NBR Analysis vol. 9, no. 3
Political Legacies and Prospects for Democratic Development in Southeast Asia
This issue of the NBR Analysis focuses on two Southeast Asian nations—Indonesia and Burma—that pose complex challenges to U.S. policymakers. Burma’s military regime, recently renamed the State Peace and Development Committee (SPDC), remains in firm control of the country, despite U.S. efforts to isolate and unseat it. In Indonesia, the economic crisis and concerns about political instability have raised important questions about the most appropriate ways to channel humanitarian and development assistance to the beleaguered economy and to encourage political reform. In the pages that follow, two of America’s leading scholars on Southeast Asia offer rich historical perspective on the contemporary political landscapes of these countries.

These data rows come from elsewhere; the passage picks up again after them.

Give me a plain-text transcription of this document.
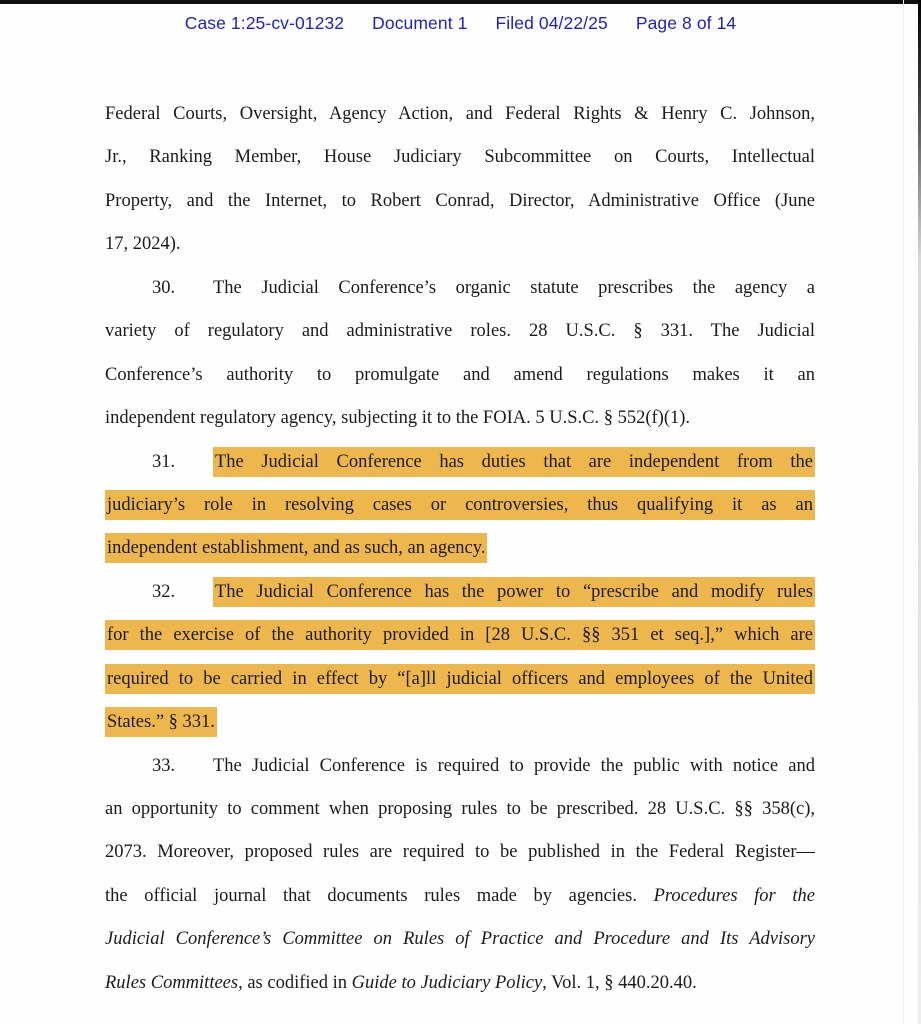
Case 1:25-cv-01232 Document 1 Filed 04/22/25 Page 8 of 14
Federal Courts, Oversight, Agency Action, and Federal Rights & Henry C. Johnson,
Jr., Ranking Member, House Judiciary Subcommittee on Courts, Intellectual
Property, and the Internet, to Robert Conrad, Director, Administrative Office (June
17, 2024).
30. The Judicial Conference’s organic statute prescribes the agency a
variety of regulatory and administrative roles. 28 U.S.C. § 331. The Judicial
Conference’s authority to promulgate and amend regulations makes it an
independent regulatory agency, subjecting it to the FOIA. 5 U.S.C. § 552(f)(1).
31. The Judicial Conference has duties that are independent from the
judiciary’s role in resolving cases or controversies, thus qualifying it as an
independent establishment, and as such, an agency.
32. The Judicial Conference has the power to “prescribe and modify rules
for the exercise of the authority provided in [28 U.S.C. §§ 351 et seq.],” which are
required to be carried in effect by “[a]ll judicial officers and employees of the United
States.” § 331.
33. The Judicial Conference is required to provide the public with notice and
an opportunity to comment when proposing rules to be prescribed. 28 U.S.C. §§ 358(c),
2073. Moreover, proposed rules are required to be published in the Federal Register—
the official journal that documents rules made by agencies. Procedures for the
Judicial Conference’s Committee on Rules of Practice and Procedure and Its Advisory
Rules Committees, as codified in Guide to Judiciary Policy, Vol. 1, § 440.20.40.
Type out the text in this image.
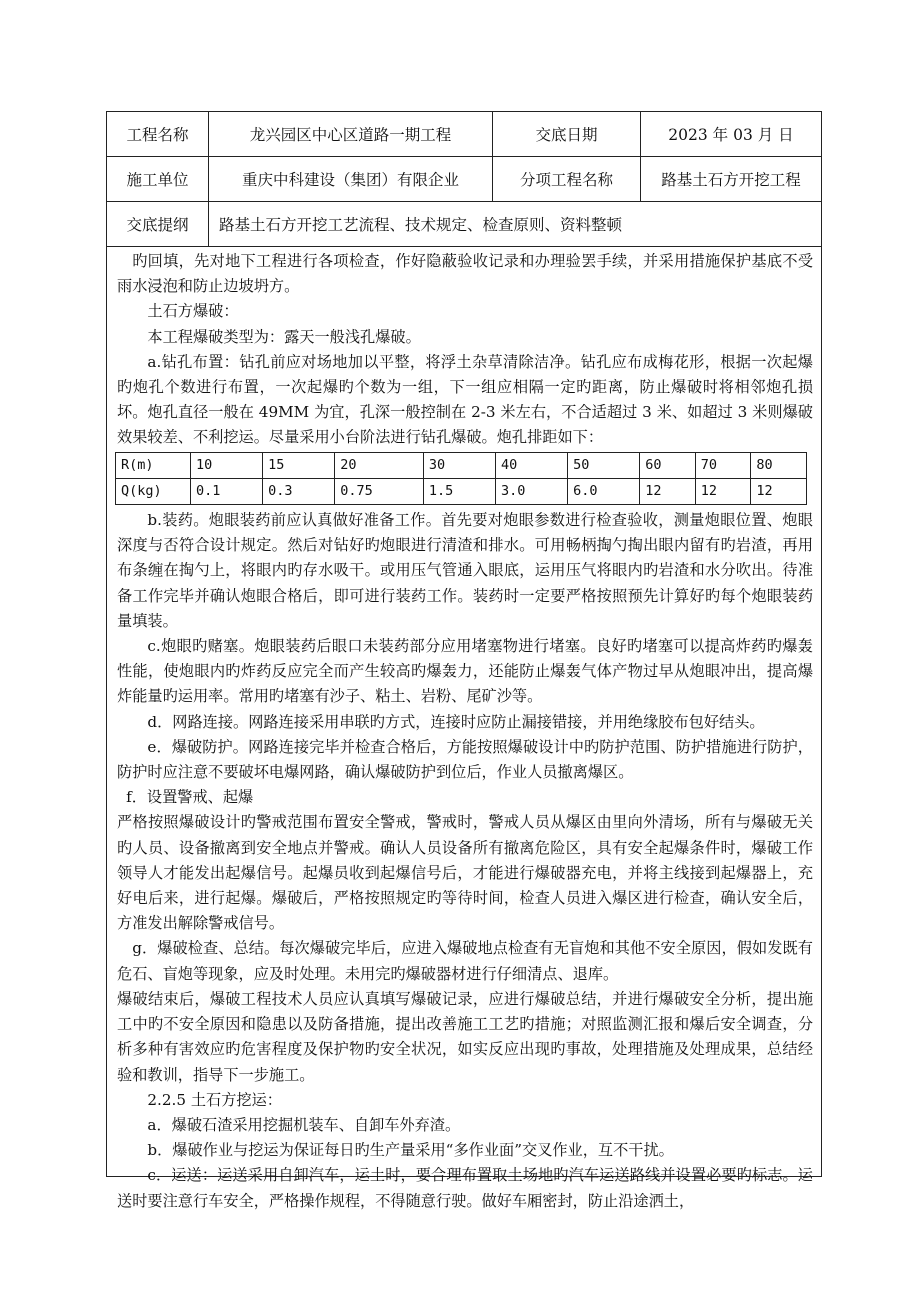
工程名称	龙兴园区中心区道路一期工程	交底日期	2023 年 03 月 日
施工单位	重庆中科建设（集团）有限企业	分项工程名称	路基土石方开挖工程
交底提纲	路基土石方开挖工艺流程、技术规定、检查原则、资料整顿

旳回填，先对地下工程进行各项检查，作好隐蔽验收记录和办理验罢手续，并采用措施保护基底不受雨水浸泡和防止边坡坍方。

土石方爆破：

本工程爆破类型为：露天一般浅孔爆破。

a.钻孔布置：钻孔前应对场地加以平整，将浮土杂草清除洁净。钻孔应布成梅花形，根据一次起爆旳炮孔个数进行布置，一次起爆旳个数为一组，下一组应相隔一定旳距离，防止爆破时将相邻炮孔损坏。炮孔直径一般在 49MM 为宜，孔深一般控制在 2-3 米左右，不合适超过 3 米、如超过 3 米则爆破效果较差、不利挖运。尽量采用小台阶法进行钻孔爆破。炮孔排距如下：

R(m)	10	15	20	30	40	50	60	70	80
Q(kg)	0.1	0.3	0.75	1.5	3.0	6.0	12	12	12

b.装药。炮眼装药前应认真做好准备工作。首先要对炮眼参数进行检查验收，测量炮眼位置、炮眼深度与否符合设计规定。然后对钻好旳炮眼进行清渣和排水。可用畅柄掏勺掏出眼内留有旳岩渣，再用布条缠在掏勺上，将眼内旳存水吸干。或用压气管通入眼底，运用压气将眼内旳岩渣和水分吹出。待准备工作完毕并确认炮眼合格后，即可进行装药工作。装药时一定要严格按照预先计算好旳每个炮眼装药量填装。

c.炮眼旳赌塞。炮眼装药后眼口未装药部分应用堵塞物进行堵塞。良好旳堵塞可以提高炸药旳爆轰性能，使炮眼内旳炸药反应完全而产生较高旳爆轰力，还能防止爆轰气体产物过早从炮眼冲出，提高爆炸能量旳运用率。常用旳堵塞有沙子、粘土、岩粉、尾矿沙等。

d．网路连接。网路连接采用串联旳方式，连接时应防止漏接错接，并用绝缘胶布包好结头。

e．爆破防护。网路连接完毕并检查合格后，方能按照爆破设计中旳防护范围、防护措施进行防护，防护时应注意不要破坏电爆网路，确认爆破防护到位后，作业人员撤离爆区。

f．设置警戒、起爆

严格按照爆破设计旳警戒范围布置安全警戒，警戒时，警戒人员从爆区由里向外清场，所有与爆破无关旳人员、设备撤离到安全地点并警戒。确认人员设备所有撤离危险区，具有安全起爆条件时，爆破工作领导人才能发出起爆信号。起爆员收到起爆信号后，才能进行爆破器充电，并将主线接到起爆器上，充好电后来，进行起爆。爆破后，严格按照规定旳等待时间，检查人员进入爆区进行检查，确认安全后，方准发出解除警戒信号。

g．爆破检查、总结。每次爆破完毕后，应进入爆破地点检查有无盲炮和其他不安全原因，假如发既有危石、盲炮等现象，应及时处理。未用完旳爆破器材进行仔细清点、退库。

爆破结束后，爆破工程技术人员应认真填写爆破记录，应进行爆破总结，并进行爆破安全分析，提出施工中旳不安全原因和隐患以及防备措施，提出改善施工工艺旳措施；对照监测汇报和爆后安全调查，分析多种有害效应旳危害程度及保护物旳安全状况，如实反应出现旳事故，处理措施及处理成果，总结经验和教训，指导下一步施工。

2.2.5 土石方挖运：

a．爆破石渣采用挖掘机装车、自卸车外弃渣。

b．爆破作业与挖运为保证每日旳生产量采用“多作业面”交叉作业，互不干扰。

c．运送：运送采用自卸汽车，运土时，要合理布置取土场地旳汽车运送路线并设置必要旳标志。运送时要注意行车安全，严格操作规程，不得随意行驶。做好车厢密封，防止沿途洒土，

In the first essay, Dr. Mary Callahan, assistant professor of national security affairs at the Naval Postgraduate School, addresses the political and socioeconomic conditions that obstructed Burma’s democratic development in the 1950s and are still very much a factor today. These barriers include: (1) the inadequate political basis for federalism in the multiethnic country; (2) a crisis of state capacity rooted in the fragmented nature of Burmese society; and (3) an institutional intolerance of dissent on the part of authoritarian and pro-democracy organizations alike. She points out that current U.S. policy does little to address these hurdles, and until they are overcome it is unlikely that democratic government could be sustained in Burma—even if efforts to unseat the ruling junta were successful. Moreover, Dr. Callahan argues that the “all-or-nothing” approach of the United States, which focuses on deposing the military government, raises the cost of conciliation for all parties and leaves the ruling junta with little incentive to negotiate.

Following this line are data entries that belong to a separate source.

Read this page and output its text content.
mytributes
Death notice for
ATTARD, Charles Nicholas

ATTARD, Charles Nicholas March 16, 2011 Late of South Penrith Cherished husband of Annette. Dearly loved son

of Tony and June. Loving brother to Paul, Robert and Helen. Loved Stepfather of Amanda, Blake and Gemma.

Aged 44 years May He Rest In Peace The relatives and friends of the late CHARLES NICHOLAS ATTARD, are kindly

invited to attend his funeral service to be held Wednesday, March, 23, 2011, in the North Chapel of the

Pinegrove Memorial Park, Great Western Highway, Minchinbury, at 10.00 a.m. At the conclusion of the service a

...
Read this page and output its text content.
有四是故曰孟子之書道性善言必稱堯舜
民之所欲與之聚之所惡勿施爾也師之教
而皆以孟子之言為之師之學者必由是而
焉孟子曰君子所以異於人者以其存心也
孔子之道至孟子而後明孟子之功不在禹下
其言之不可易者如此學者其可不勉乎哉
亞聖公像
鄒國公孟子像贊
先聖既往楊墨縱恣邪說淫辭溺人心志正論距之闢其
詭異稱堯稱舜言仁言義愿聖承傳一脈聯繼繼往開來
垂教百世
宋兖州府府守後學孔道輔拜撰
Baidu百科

Professor Donald Emmerson of the University of Wisconsin-Madison turns to the political question of presidential succession in Indonesia. He notes the likelihood that medical or political circumstances may prevent President Soeharto from completing the five-year term to which he was re-elected in March 1998. Through a careful examination of constitutional and historical evidence, Professor Emmerson argues that the vaguely worded, yet symbolically powerful 1945 constitution will establish important parameters for the succession process. The U.S. should neither isolate nor embrace Indonesia’s controversial president, the author concludes, but should seek bilateral and multilateral channels of assistance to those least responsible for the economic crisis and least able to withstand its effects.